Elle s’interrompait pour réfléchir.

« Mais il faut alors un travail en lien avec la terre, la mer, le ciel et les gens, disait l’Elfe songeuse.

– Psychologue ?

– Ha, ha ! » faisait l’Elfe en riant doucement.

– J’étais vexé. (…)

– J’ai aussi besoin de disparaître, je ne peux pas être comme tu le voudrais, et puis tu aurais peur dans le ciel, tu le sais bien. »

Mêlant ainsi réalité et imaginaire, alimentés par son vécu professionnel et personnel, le narrateur alterne magistralement, dans un style littéraire flamboyant regorgeant de sens qui happe le lecteur malgré de possibles « décompensations littéraires »,  des instants de grâce, moments de quasi-lucidité du sujet malade créé, avec ceux où il est en prise avec ses monstres, dressant alors un tableau expressionniste quelque peu terrifiant, quasi-sadien dans ses descriptions…

Il est rare que sortir de ses zones de confort n’en vaille la chandelle. Qui d’ailleurs ne s’est jamais demandé : « Suis-je fou ? » ou encore n’a jamais mis, comme le personnage de ce conte, ses lectures sur pause ou poursuivi, à son réveil, ses rêves heureux les plus fous ou cauchemardesques, doucettement abrité dans sa bulle ?

Laurent Pépin excelle dans la démonstration du flou existant entre la frontière du monde des « normés » et des psychotiques – les « décompensés poétiques ». Une expression à retenir et méditer, comme beaucoup plus proche de la Vérité évoquant parfaitement la rupture du moi profond, le moi poétique, avec le monde réel plutôt que la sortie d’une réalité sociétale normalisée croyant pouvoir administrer la complexité de l’affect avec sa part d’obscurité et les mystères insolubles de la vie, à partir d’une organisation archaïquement planifiée engendrant ses propres monstres.

Je n’ai pas grand chose à ajouter à ce qui a été dit, suite à la réception très positive de ce récit fantastique encadré par la préface éclairante de Laurence Biava, tout à l’honneur, et la très belle chute de ce conte troublant, poignant, si ce n’est que j’en retiens deux enseignements :

  • Le premier, je le lis comme une fraternelle injonction, qui peut aussi se lire autrement…

« Tu ne peux pas mourir, parce que tu dois nous écouter. Sinon, le monde devient petit et les rêves ne s’accrochent pas aux pendules. »

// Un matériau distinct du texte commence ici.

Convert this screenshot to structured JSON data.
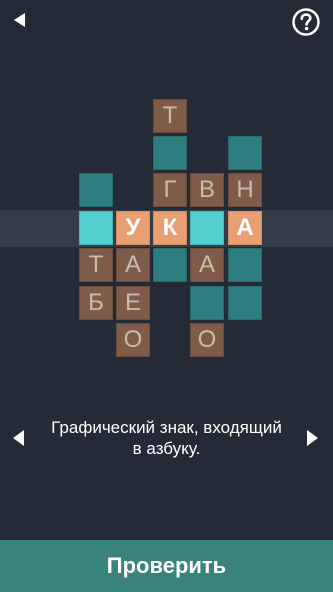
{
  "clue": {
    "line1": "Графический знак, входящий",
    "line2": "в азбуку."
  },
  "check_button": {
    "label": "Проверить"
  },
  "grid": {
    "t": "Т",
    "g": "Г",
    "v": "В",
    "n": "Н",
    "row_active_u": "У",
    "row_active_k": "К",
    "row_active_a": "А",
    "r3_t": "Т",
    "r3_a1": "А",
    "r3_a2": "А",
    "r4_b": "Б",
    "r4_e": "Е",
    "r5_o1": "О",
    "r5_o2": "О"
  },
  "colors": {
    "background": "#242a36",
    "brown_cell": "#7f5b49",
    "teal_cell": "#2e7e7f",
    "cyan_cell": "#54cfcf",
    "orange_cell": "#e89f72",
    "check_button": "#3a837a"
  },
  "icons": {
    "back": "back-arrow-icon",
    "help": "help-circle-icon",
    "prev": "previous-arrow-icon",
    "next": "next-arrow-icon"
  }
}
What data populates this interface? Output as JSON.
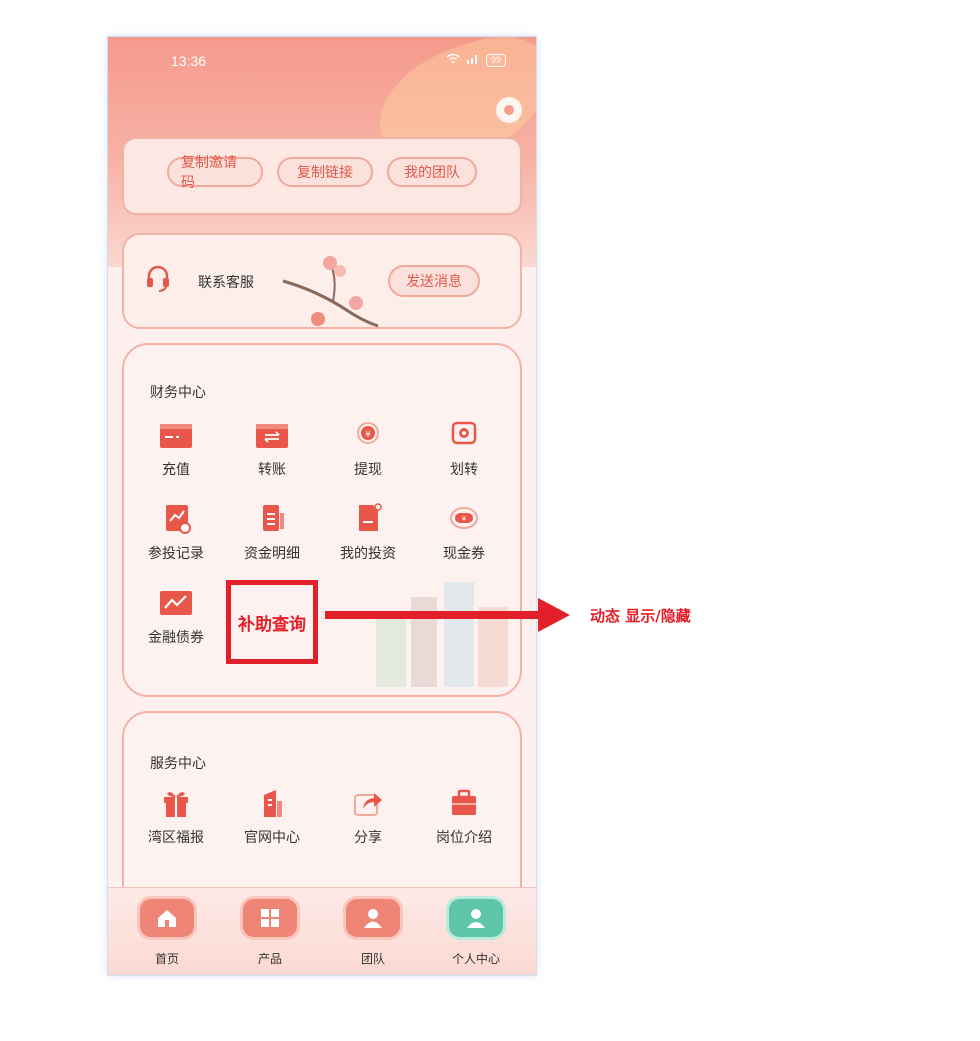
{
  "status_bar": {
    "time": "13:36",
    "battery": "99"
  },
  "invite": {
    "buttons": [
      "复制邀请码",
      "复制链接",
      "我的团队"
    ]
  },
  "contact": {
    "label": "联系客服",
    "button": "发送消息"
  },
  "finance": {
    "title": "财务中心",
    "items": [
      {
        "label": "充值",
        "icon": "recharge-card-icon"
      },
      {
        "label": "转账",
        "icon": "transfer-card-icon"
      },
      {
        "label": "提现",
        "icon": "withdraw-yuan-icon"
      },
      {
        "label": "划转",
        "icon": "swap-icon"
      },
      {
        "label": "参投记录",
        "icon": "record-chart-icon"
      },
      {
        "label": "资金明细",
        "icon": "fund-detail-icon"
      },
      {
        "label": "我的投资",
        "icon": "investment-doc-icon"
      },
      {
        "label": "现金券",
        "icon": "cash-coupon-icon"
      },
      {
        "label": "金融债券",
        "icon": "bond-chart-icon"
      }
    ]
  },
  "service": {
    "title": "服务中心",
    "items": [
      {
        "label": "湾区福报",
        "icon": "gift-icon"
      },
      {
        "label": "官网中心",
        "icon": "building-icon"
      },
      {
        "label": "分享",
        "icon": "share-icon"
      },
      {
        "label": "岗位介绍",
        "icon": "briefcase-icon"
      }
    ]
  },
  "tabbar": [
    {
      "label": "首页",
      "icon": "home-icon"
    },
    {
      "label": "产品",
      "icon": "grid-icon"
    },
    {
      "label": "团队",
      "icon": "team-icon"
    },
    {
      "label": "个人中心",
      "icon": "user-icon"
    }
  ],
  "annotation": {
    "box_label": "补助查询",
    "note": "动态 显示/隐藏"
  },
  "colors": {
    "accent": "#e2584a",
    "annotation": "#e3202a",
    "active_tab": "#5fc5a8"
  }
}
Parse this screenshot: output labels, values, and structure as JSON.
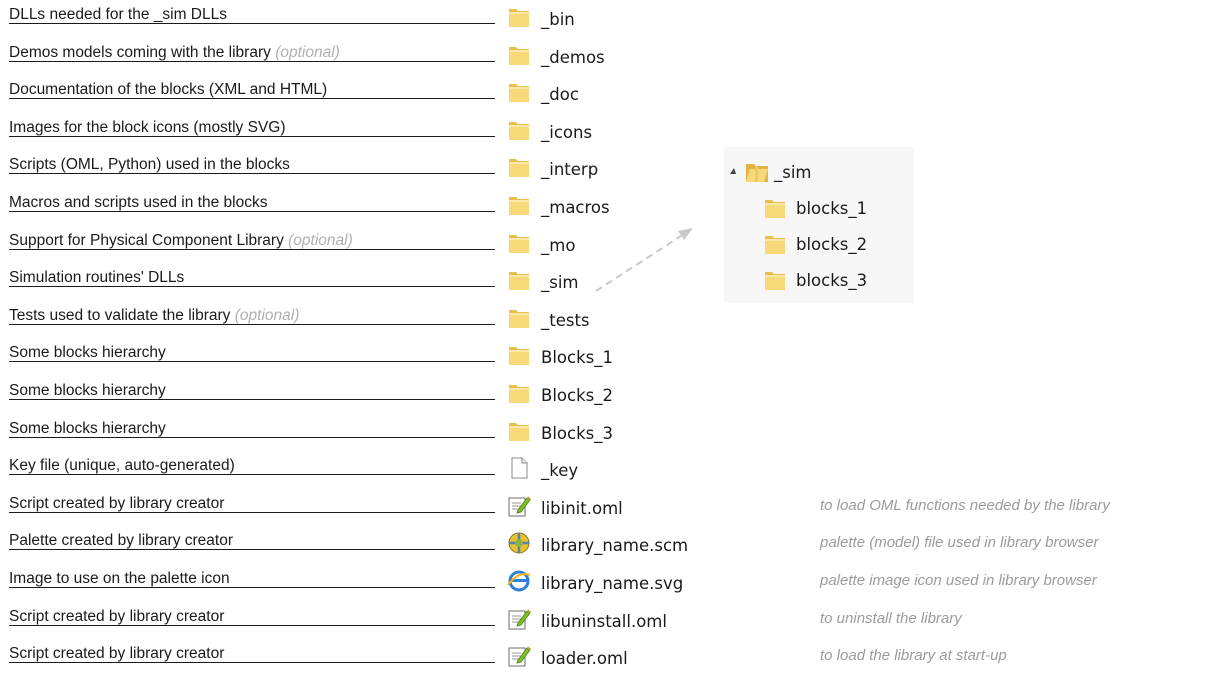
{
  "rows": [
    {
      "text": "DLLs needed for the _sim DLLs",
      "optional": "",
      "icon": "folder-icon",
      "name": "_bin",
      "note": ""
    },
    {
      "text": "Demos models coming with the library ",
      "optional": "(optional)",
      "icon": "folder-icon",
      "name": "_demos",
      "note": ""
    },
    {
      "text": "Documentation of the blocks (XML and HTML)",
      "optional": "",
      "icon": "folder-icon",
      "name": "_doc",
      "note": ""
    },
    {
      "text": "Images for the block icons (mostly SVG)",
      "optional": "",
      "icon": "folder-icon",
      "name": "_icons",
      "note": ""
    },
    {
      "text": "Scripts (OML, Python) used in the blocks",
      "optional": "",
      "icon": "folder-icon",
      "name": "_interp",
      "note": ""
    },
    {
      "text": "Macros and scripts used in the blocks",
      "optional": "",
      "icon": "folder-icon",
      "name": "_macros",
      "note": ""
    },
    {
      "text": "Support for Physical Component Library ",
      "optional": "(optional)",
      "icon": "folder-icon",
      "name": "_mo",
      "note": ""
    },
    {
      "text": "Simulation routines' DLLs",
      "optional": "",
      "icon": "folder-icon",
      "name": "_sim",
      "note": ""
    },
    {
      "text": "Tests used to validate the library ",
      "optional": "(optional)",
      "icon": "folder-icon",
      "name": "_tests",
      "note": ""
    },
    {
      "text": "Some blocks hierarchy",
      "optional": "",
      "icon": "folder-icon",
      "name": "Blocks_1",
      "note": ""
    },
    {
      "text": "Some blocks hierarchy",
      "optional": "",
      "icon": "folder-icon",
      "name": "Blocks_2",
      "note": ""
    },
    {
      "text": "Some blocks hierarchy",
      "optional": "",
      "icon": "folder-icon",
      "name": "Blocks_3",
      "note": ""
    },
    {
      "text": "Key file (unique, auto-generated)",
      "optional": "",
      "icon": "file-icon",
      "name": "_key",
      "note": ""
    },
    {
      "text": "Script created by library creator",
      "optional": "",
      "icon": "script-icon",
      "name": "libinit.oml",
      "note": "to load OML functions needed by the library"
    },
    {
      "text": "Palette created by library creator",
      "optional": "",
      "icon": "palette-icon",
      "name": "library_name.scm",
      "note": "palette (model) file used in library browser"
    },
    {
      "text": "Image to use on the palette icon",
      "optional": "",
      "icon": "browser-icon",
      "name": "library_name.svg",
      "note": "palette image icon used in library browser"
    },
    {
      "text": "Script created by library creator ",
      "optional": "",
      "icon": "script-icon",
      "name": "libuninstall.oml",
      "note": "to uninstall the library"
    },
    {
      "text": "Script created by library creator ",
      "optional": "",
      "icon": "script-icon",
      "name": "loader.oml",
      "note": "to load the library at start-up"
    }
  ],
  "tree": {
    "root": "_sim",
    "children": [
      "blocks_1",
      "blocks_2",
      "blocks_3"
    ]
  },
  "colors": {
    "folder": "#f5d16b",
    "folder_dark": "#e2b443",
    "optional_text": "#b0b0b0",
    "note_text": "#9b9b9b",
    "arrow": "#c8c8c8",
    "tree_bg": "#f7f7f7"
  }
}
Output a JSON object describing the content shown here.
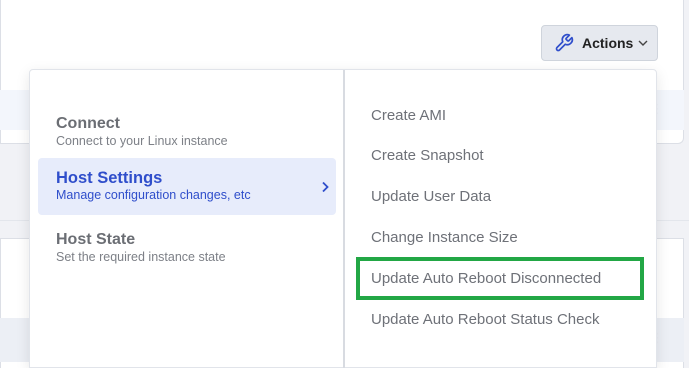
{
  "header": {
    "actions_label": "Actions",
    "actions_icon": "wrench-icon",
    "accent_color": "#2f4ecb"
  },
  "menu": {
    "left_items": [
      {
        "title": "Connect",
        "subtitle": "Connect to your Linux instance",
        "active": false
      },
      {
        "title": "Host Settings",
        "subtitle": "Manage configuration changes, etc",
        "active": true
      },
      {
        "title": "Host State",
        "subtitle": "Set the required instance state",
        "active": false
      }
    ],
    "right_items": [
      {
        "label": "Create AMI"
      },
      {
        "label": "Create Snapshot"
      },
      {
        "label": "Update User Data"
      },
      {
        "label": "Change Instance Size"
      },
      {
        "label": "Update Auto Reboot Disconnected",
        "highlighted": true
      },
      {
        "label": "Update Auto Reboot Status Check"
      }
    ]
  },
  "colors": {
    "highlight_border": "#22a745",
    "active_bg": "#e7ecfb"
  }
}
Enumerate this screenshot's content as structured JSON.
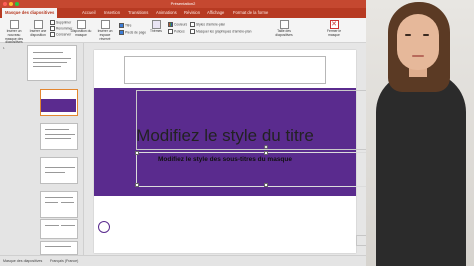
{
  "app": {
    "document_title": "Présentation2",
    "tabs": [
      {
        "label": "Masque des diapositives",
        "active": true
      },
      {
        "label": "Accueil"
      },
      {
        "label": "Insertion"
      },
      {
        "label": "Transitions"
      },
      {
        "label": "Animations"
      },
      {
        "label": "Révision"
      },
      {
        "label": "Affichage"
      },
      {
        "label": "Format de la forme"
      }
    ],
    "ribbon": {
      "insert_master": "Insérer un nouveau masque des diapositives",
      "insert_layout": "Insérer une disposition",
      "delete": "Supprimer",
      "rename": "Renommer",
      "preserve": "Conserver",
      "master_layout": "Disposition du masque",
      "insert_placeholder": "Insérer un espace réservé",
      "title_check": "Titre",
      "footers_check": "Pieds de page",
      "themes": "Thèmes",
      "colors": "Couleurs",
      "fonts": "Polices",
      "background_styles": "Styles d'arrière-plan",
      "hide_background": "Masquer les graphiques d'arrière-plan",
      "slide_size": "Taille des diapositives",
      "close_master": "Fermer le masque"
    },
    "slide": {
      "title": "Modifiez le style du titre",
      "subtitle": "Modifiez le style des sous-titres du masque",
      "footer_number": "‹#›",
      "band_color": "#5a2b8e"
    },
    "thumbnail_numbers": [
      "1",
      "2",
      "3",
      "4",
      "5",
      "6",
      "7",
      "8"
    ],
    "status": {
      "view": "Masque des diapositives",
      "language": "Français (France)"
    },
    "colors": {
      "accent": "#b73a22",
      "selection": "#e3862f"
    }
  }
}
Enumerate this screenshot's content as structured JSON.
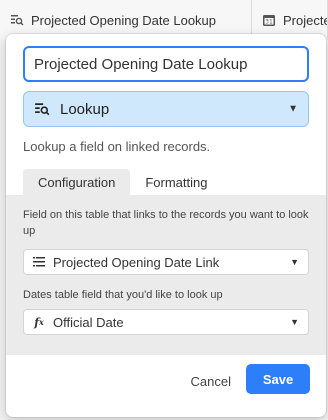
{
  "header": {
    "column_1": {
      "label": "Projected Opening Date Lookup",
      "icon": "lookup-icon"
    },
    "column_2": {
      "label": "Projecte",
      "icon": "calendar-icon"
    }
  },
  "dialog": {
    "field_name": "Projected Opening Date Lookup",
    "field_type": {
      "label": "Lookup",
      "icon": "lookup-icon"
    },
    "description": "Lookup a field on linked records.",
    "tabs": [
      {
        "label": "Configuration",
        "active": true
      },
      {
        "label": "Formatting",
        "active": false
      }
    ],
    "link_field_label": "Field on this table that links to the records you want to look up",
    "link_field_value": "Projected Opening Date Link",
    "lookup_table_name": "Dates",
    "lookup_field_label_suffix": " table field that you'd like to look up",
    "lookup_field_value": "Official Date",
    "lookup_field_icon": "formula-icon",
    "cancel_label": "Cancel",
    "save_label": "Save"
  },
  "colors": {
    "accent": "#2d7ff9",
    "type_bg": "#d0e8fc",
    "panel_bg": "#ebebeb"
  }
}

  • Le second est un flash lumineux éclairant la distinction entre le génie et le fou, tout aussi floue qu’entre le normé et « l’altéré » (le décompensé poétique) : le dernier est tourné, centré, replié sur lui-même « j’étais envahi par ma propre personne et ne faisais attention à toi que dans la mesure où j’en avais besoin » alors que le génie est tourné vers l’extérieur, probablement éclairé par les projecteurs de l’empyrée mythologique…

Curieuse de lire le 2e volet, puis le 3e et dernier du triptyque à l’automne.